– Brought to you by Fr. Bernardino Andrade (bernardinodandrade@gmail.com)
In the New Testament there is no disease regarded with more terror and pity than leprosy. When Jesus sent out the twelve, He commanded them: «Heal the sick, cleanse lepers». Leprosy was a very special disease among all other diseases. The most painful, the most humiliating and the most repugnant. No other disease reduces a human being for so many years to so hideous a wreck.
Lepers had to live separate from society. They could not attend the religious services in the synagogue, could not enter the temple, could not approach anybody… There were so many rules that were supposed to keep them outcasts and treated like outcasts. They were «unclean». They could not touch or be touched. Any person who touched them would become unclean.
In the Gospel of Mark, chapter 1, a leper came to Jesus and asked Jesus to heal him. If Jesus wanted to heal him it would be so easy to say «be healed». But Jesus proposedly broke the law. The «Gospel says that Jesus «stretch-out his hand and touched him». This was the moment that I am pretty sure that all people present gasped and asked him: «Are you crazy, Jesus? Do you know what you are? You just became unclean. Like the leper».
I am pretty sure that people started talking with each other saying things like «I thought he was smarter. Now he is unclean like the leper who is a sinner. If that leper was not a sinner for sure he wouldn’t get leprosy. Jesus, who looks such a nice person and a smart person revealed his ignorance and his stupidity. He voluntarily became unclean like the leper. This is crazy».

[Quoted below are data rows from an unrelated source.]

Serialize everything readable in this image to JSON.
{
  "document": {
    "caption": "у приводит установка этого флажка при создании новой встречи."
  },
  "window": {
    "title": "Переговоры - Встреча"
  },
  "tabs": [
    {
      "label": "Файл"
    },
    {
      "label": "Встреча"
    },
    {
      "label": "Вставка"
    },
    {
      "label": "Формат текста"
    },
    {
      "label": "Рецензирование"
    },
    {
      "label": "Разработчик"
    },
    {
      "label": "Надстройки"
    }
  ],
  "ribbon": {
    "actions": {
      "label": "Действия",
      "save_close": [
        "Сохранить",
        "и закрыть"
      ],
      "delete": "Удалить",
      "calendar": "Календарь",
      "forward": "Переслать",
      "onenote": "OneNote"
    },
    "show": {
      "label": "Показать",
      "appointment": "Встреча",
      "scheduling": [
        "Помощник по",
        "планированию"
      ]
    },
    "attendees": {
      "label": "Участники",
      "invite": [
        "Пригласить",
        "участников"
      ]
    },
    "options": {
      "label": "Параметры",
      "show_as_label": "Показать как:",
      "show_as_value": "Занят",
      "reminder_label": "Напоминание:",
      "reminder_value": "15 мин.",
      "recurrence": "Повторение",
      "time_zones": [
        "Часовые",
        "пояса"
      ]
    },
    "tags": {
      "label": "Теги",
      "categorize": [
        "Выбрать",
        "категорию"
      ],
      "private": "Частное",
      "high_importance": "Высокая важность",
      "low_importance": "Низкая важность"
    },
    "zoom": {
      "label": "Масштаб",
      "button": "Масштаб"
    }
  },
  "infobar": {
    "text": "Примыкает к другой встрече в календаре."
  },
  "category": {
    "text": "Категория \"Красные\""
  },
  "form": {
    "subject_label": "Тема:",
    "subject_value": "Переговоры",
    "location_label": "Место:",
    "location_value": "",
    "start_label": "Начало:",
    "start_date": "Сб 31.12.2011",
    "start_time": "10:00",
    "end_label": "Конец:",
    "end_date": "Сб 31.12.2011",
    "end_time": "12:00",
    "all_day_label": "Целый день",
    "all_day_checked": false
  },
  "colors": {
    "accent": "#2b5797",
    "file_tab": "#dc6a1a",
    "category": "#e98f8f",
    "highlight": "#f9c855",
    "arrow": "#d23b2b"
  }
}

What a confusion. I would’ve loved to be in the middle of that confusion. I would’ve loved to become unclean for the same reason. For touching the untouchable. And I think we all are called to touch the untouchable and become unclean. But on my part I am too coward to act like Jesus and take the risks Jesus took. When people say that Jesus died innocent I always feel this strange reaction. «No! He was not innocent. He broke many laws and one of them was to touch the untouchable. According to the law he was a criminal and for that reason they felt he deserved to die like a criminal».
I wish I could die for the reasons Jesus died. But I am too coward to get involved in the things Jesus was involved in. I prefer to be «entertained» by a religious service on Sunday, take part in a few processions, pray a few rosaries than to be involved in the work and project of an «insane» Jesus who says that we are all children of the same father, that we are brothers and sisters and that the world belongs to every human being. I am smarter than Jesus. I know better. I am not that crazy.
2 – Who are today’s lepers? Who are the untouchable?
They are around us. They live in our streets. They worship at our churches. These include homosexuals, AIDS victims, the homeless, alcoholics, drug-addicts, and marginalized groups – the divorced, the unmarried-single mothers, priests who left the priesthood, migrant workers and the mentally ill. God’s loving and motherly hand must reach out to them through us.
Jesus wants us to touch their lives even at the risk of becoming unclean. Having a cup of coffee with a homosexual you take the risk of being labeled like one of them. You take the risk of being alienated like them. You take the risk of, like Jesus, becoming unclean. Having a cup of coffee with a homeless person you take the risk of being labeled like a person of low class.
You take the risk of being ridiculed even by your friends. You take the risk of becoming ostracized by people in your church and getting a bad reputation. You take the risk of becoming unclean. But Jesus is a fascinating person. I invite all of you to join me and to feel like Jesus, to dream like Jesus, to talk like Jesus, to heal like Jesus and to follow Jesus until the last consequences. To follow Jesus is not always easy but it is always safe.
Today when we celebrate the World Day of the Sick, I would like to give a special blessing to one of those «lepers» who stands every Sunday, begging, at the door of our Chapel before Mass. I plan to ask him inside for a special blessing. I don’t know if he will accept. He is António (true name) and, for many years, he has belonged to the group of the homeless. He never sleeps in the same bench or the same drive way, or under the same tree. But I believe that he begs always in the same places, especially at the door of Penha de França Chapel. He knows where the good people are. In general they are the church goers.